I moved away from Day One and am now using Obsidian to keep my daily journal. To make that possible, I needed to migrate over a decade’s worth of journal entries into an Obsidian-friendly format.

This (very basic) Swift script takes Day One’s JSON export file (and media attachments) and converts your entries into YAML + Markdown files that are friendly to Markdown editors like Obsidian. Entries are sorted into folders based on their date with support for multiple entries per day. Media attachments are saved alongside the Markdown files as inline attachments.

Running the script

d1obsidian <path-to-export.json> <some-output-folder>

will create a directory structure like this:

/export-folder/
  /2023/
  /2024/
  /2025/
    /2024-01 - January/
    /2024-02 - Februrary/
      /2024-02-01/
        2024-02-01 - 001.md
        2024-02-01 - 002.md
        some-image.jpeg
        another-image.jpeg

SS-20250623 130851 Journal@2x

Based on the availabe metadata, each entry’s Markdown file will look similar to:

---
uuid: AA7A6A77946547449ED0BBC99349537C
creationDate: 2013-02-13T20:38:54Z
timeZone: America/Chicago
location:
  latitude: 37.546
  longitude: -77.439
  localityName: Richmond
  administrativeArea: Virginia
  country: United States
weather:
  conditionsDescription: Cloudy
  weatherCode: cloudy
  temperatureCelsius: 3.5
---
Today I went for a run and ate a sandwhich.
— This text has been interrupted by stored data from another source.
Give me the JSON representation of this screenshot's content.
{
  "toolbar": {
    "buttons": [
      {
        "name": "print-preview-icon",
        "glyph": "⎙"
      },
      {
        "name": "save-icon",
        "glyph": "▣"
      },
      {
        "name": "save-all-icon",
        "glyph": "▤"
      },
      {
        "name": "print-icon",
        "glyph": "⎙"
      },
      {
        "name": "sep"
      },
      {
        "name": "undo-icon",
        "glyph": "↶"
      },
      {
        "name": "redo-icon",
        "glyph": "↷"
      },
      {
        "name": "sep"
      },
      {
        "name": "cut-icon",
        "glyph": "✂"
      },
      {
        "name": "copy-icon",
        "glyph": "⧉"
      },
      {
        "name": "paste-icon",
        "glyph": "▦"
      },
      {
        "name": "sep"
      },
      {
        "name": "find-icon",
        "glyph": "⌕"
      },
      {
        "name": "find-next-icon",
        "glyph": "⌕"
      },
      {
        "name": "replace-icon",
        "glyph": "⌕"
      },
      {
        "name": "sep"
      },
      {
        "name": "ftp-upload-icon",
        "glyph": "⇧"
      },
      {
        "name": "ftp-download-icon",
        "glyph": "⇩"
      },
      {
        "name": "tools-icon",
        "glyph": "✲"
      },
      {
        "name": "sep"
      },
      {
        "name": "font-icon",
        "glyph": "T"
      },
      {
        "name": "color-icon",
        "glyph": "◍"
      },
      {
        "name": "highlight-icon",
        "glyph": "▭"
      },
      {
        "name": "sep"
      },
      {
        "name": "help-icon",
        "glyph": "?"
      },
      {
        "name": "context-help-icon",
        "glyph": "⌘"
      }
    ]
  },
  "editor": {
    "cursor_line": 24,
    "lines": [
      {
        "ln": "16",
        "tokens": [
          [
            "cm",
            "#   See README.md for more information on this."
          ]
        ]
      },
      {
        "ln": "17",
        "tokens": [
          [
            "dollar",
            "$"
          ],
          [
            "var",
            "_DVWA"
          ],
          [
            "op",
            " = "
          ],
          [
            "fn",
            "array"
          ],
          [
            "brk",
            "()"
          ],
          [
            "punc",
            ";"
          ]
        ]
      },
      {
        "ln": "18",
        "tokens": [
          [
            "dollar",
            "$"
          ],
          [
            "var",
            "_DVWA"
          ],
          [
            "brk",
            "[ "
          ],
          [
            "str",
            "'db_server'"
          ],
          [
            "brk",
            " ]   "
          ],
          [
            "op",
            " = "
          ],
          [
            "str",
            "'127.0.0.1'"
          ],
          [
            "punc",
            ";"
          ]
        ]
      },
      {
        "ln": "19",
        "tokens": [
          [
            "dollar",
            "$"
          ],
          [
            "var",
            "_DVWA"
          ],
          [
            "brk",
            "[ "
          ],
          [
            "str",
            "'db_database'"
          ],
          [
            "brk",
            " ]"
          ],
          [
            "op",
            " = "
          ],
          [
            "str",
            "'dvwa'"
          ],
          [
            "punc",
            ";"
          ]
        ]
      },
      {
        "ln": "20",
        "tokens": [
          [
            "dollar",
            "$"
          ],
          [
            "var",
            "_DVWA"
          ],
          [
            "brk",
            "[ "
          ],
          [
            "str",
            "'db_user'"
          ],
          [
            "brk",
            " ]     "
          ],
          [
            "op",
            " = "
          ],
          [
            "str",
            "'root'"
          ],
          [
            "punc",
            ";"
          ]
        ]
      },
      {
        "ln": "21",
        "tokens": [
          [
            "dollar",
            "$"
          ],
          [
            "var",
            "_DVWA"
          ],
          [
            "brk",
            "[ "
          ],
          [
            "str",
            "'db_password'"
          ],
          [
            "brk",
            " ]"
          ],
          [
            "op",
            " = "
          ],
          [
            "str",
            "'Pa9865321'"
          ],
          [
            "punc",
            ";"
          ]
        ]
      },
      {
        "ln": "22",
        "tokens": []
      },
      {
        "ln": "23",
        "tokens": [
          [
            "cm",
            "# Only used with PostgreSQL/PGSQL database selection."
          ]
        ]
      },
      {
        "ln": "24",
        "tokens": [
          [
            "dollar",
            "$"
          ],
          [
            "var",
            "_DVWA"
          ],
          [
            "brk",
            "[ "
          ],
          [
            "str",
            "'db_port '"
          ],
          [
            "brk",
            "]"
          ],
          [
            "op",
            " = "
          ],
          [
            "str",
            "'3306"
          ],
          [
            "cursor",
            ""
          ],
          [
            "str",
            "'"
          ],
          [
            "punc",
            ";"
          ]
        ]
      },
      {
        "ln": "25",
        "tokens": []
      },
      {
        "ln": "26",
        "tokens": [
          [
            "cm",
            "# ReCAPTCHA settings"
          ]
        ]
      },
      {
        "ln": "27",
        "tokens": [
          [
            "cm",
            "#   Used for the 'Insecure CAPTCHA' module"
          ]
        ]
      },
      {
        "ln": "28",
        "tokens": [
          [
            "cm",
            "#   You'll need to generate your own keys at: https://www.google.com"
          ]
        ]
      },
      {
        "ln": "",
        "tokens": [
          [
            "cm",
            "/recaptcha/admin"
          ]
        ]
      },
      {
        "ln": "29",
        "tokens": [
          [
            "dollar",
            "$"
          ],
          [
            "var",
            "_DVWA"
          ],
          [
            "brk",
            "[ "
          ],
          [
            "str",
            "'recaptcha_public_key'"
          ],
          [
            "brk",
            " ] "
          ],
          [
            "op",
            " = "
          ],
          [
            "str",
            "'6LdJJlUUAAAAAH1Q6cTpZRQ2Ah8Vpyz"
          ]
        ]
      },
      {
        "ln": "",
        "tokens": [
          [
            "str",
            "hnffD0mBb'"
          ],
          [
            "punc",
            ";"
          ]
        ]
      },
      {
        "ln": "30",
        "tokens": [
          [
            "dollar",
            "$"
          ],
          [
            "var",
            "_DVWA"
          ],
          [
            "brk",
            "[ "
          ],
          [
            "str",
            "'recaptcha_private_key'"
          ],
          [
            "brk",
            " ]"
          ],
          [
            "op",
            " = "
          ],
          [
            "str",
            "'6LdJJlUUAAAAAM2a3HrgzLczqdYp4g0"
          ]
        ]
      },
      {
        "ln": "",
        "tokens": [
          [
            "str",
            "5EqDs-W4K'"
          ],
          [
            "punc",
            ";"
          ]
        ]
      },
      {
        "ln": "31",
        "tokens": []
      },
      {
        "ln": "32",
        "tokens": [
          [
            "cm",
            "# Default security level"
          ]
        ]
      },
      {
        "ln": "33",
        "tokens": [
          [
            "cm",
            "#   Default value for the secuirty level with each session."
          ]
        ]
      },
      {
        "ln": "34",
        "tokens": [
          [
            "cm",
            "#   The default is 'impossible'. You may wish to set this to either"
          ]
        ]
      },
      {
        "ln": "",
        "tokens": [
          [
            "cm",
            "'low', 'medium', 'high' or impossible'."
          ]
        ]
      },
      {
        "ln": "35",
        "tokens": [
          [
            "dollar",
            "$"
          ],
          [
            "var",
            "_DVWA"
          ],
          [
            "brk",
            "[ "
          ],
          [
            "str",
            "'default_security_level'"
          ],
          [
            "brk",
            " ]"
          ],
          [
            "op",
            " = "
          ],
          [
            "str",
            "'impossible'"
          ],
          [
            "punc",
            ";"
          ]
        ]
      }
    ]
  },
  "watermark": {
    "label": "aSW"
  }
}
![](991F17490A0F4A919116C5AB428E6F1E.jpeg)

It’s worth noting that this script does not exhaustively migrate all fields that Day One supports — mostly because I couldn’t find a complete listing of all the available fields. It also strips out dayone-moment:/workout and dayone-moment:/location in-line references from your entires.

And in keeping with open source tradition, there are plenty of other export scripts floating around GitHub and the Obsidian forums, but it was easier to hack this together quickly than try and modify someone else’s to match the output I wanted.